I tried to catch fog yesterday.
Mist!
Is there no end to the number of safe places needed for those threatened by mere words! We are rapidly running out of space in universities and other habitats for wild oppressed peoples.
Is there hate for puns? Or is there hate for dumb corny jokes and most puns live inside dumb corny jokes?
In any case, this claim that if you don't like my jokes it's because you are a reactioary control freak (read: conservative) is self-serving, cheap, and risible.
Sarcasm is seen as "cooler" than punning because it is a mean form of humor; it has a target. Whereas puns are cooly neutral.
Not all fun is funny, but everything funny is fun.

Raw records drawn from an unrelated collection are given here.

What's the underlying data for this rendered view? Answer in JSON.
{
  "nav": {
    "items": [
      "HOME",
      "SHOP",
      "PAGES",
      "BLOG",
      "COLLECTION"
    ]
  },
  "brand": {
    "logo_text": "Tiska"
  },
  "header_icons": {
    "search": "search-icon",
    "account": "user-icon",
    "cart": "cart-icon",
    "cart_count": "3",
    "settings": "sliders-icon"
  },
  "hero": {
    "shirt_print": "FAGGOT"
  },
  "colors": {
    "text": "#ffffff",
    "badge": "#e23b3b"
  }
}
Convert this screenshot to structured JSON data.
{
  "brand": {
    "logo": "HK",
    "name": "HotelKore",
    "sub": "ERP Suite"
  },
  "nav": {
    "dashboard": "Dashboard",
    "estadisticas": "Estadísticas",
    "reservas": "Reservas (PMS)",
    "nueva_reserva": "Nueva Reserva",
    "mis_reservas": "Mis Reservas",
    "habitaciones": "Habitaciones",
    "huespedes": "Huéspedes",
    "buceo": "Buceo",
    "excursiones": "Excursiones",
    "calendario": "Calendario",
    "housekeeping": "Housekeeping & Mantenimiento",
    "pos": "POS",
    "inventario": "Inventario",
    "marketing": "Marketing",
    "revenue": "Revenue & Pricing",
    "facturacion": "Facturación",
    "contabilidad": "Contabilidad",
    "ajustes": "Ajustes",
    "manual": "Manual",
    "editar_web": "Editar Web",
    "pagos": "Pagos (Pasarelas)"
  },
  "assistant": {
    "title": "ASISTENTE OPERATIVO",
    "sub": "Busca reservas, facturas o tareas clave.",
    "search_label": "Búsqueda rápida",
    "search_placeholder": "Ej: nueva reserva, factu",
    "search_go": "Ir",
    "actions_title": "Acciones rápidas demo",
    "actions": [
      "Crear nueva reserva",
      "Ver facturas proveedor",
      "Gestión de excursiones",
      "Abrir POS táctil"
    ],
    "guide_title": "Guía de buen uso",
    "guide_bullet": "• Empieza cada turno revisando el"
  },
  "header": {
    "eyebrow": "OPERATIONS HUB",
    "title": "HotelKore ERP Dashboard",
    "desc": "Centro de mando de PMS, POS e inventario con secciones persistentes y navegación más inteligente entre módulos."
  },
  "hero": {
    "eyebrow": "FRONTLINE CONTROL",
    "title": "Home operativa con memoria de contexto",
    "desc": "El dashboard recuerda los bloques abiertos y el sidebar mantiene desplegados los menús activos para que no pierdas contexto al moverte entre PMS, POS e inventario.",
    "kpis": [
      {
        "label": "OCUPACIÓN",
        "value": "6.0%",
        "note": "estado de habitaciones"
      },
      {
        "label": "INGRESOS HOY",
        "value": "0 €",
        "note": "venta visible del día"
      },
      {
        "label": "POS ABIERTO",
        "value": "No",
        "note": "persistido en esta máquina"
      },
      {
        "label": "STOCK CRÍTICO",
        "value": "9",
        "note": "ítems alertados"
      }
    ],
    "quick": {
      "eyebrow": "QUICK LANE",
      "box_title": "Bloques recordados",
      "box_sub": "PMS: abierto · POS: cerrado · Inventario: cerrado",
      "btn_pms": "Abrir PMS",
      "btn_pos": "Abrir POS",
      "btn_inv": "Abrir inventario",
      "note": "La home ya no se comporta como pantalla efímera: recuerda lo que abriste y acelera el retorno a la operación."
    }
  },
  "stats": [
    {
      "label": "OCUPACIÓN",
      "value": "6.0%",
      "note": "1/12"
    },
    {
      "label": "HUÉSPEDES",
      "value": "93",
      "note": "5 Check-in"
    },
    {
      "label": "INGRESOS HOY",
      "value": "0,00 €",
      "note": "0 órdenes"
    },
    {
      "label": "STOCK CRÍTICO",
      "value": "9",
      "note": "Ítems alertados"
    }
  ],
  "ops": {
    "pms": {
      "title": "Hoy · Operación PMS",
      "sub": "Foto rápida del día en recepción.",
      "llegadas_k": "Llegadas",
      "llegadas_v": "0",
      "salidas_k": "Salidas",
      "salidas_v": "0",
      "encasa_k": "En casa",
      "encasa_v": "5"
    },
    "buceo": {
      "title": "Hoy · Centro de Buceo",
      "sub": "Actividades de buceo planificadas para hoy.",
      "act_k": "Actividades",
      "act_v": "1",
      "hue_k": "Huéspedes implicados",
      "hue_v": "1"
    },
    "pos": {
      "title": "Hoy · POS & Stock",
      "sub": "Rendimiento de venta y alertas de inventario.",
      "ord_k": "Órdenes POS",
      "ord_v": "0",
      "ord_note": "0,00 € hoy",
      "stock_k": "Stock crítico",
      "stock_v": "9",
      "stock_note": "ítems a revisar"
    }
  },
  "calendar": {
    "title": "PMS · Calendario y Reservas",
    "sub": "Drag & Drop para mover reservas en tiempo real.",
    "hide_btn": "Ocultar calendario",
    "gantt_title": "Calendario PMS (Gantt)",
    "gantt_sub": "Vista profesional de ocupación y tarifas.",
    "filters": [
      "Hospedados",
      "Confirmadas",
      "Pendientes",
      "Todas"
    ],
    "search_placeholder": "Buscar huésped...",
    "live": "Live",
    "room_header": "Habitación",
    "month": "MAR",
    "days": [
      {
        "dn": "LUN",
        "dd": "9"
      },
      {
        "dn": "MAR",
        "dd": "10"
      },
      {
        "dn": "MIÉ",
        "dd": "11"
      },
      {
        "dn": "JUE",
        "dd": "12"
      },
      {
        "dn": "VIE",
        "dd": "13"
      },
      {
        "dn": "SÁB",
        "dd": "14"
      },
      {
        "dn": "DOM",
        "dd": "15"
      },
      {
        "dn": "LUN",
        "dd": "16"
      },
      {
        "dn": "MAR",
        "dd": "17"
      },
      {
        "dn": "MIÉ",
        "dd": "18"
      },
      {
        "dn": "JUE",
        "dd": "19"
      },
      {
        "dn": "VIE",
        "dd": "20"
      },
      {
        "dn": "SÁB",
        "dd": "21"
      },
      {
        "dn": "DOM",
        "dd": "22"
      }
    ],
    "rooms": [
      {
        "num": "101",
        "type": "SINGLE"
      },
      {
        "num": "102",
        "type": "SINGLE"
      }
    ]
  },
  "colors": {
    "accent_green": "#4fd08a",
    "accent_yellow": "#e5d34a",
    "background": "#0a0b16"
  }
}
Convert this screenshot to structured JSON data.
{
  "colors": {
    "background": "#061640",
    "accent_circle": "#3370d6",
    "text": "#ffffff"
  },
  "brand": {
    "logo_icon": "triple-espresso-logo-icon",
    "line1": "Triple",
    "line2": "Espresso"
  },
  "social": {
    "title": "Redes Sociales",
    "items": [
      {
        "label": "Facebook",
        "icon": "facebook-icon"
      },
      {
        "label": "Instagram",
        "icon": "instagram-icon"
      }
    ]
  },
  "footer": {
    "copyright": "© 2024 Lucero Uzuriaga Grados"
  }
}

I honestly don't understand. The proper response to a pun is either another related pun, or, if you can no longer counter, ritual groaning. It is as stylized as a manzai routine. To simply laugh at a pun is a bit... hrm, nekulturny?
Was watching one of those Hallmark Christmas movies the other day (wife wanted to but really they aren't the worst shows on tv) and the main character owned a literary-themed cafe called The Bun Also Rises. I thought that was quite funny. And I know funny - I'm a Laslo fan.
Nobody had anything to say about my sweet potato cassarole this thanksgiving. I was the silence of the yams.
It's like the hatred of clowns we hear so much about. Probably imagined. It's a subsidiary of "I hate comedy." (Actually overheard someone say that.) People say these things, but very few believe them. It's virtue signalling, intelligence being the virtue.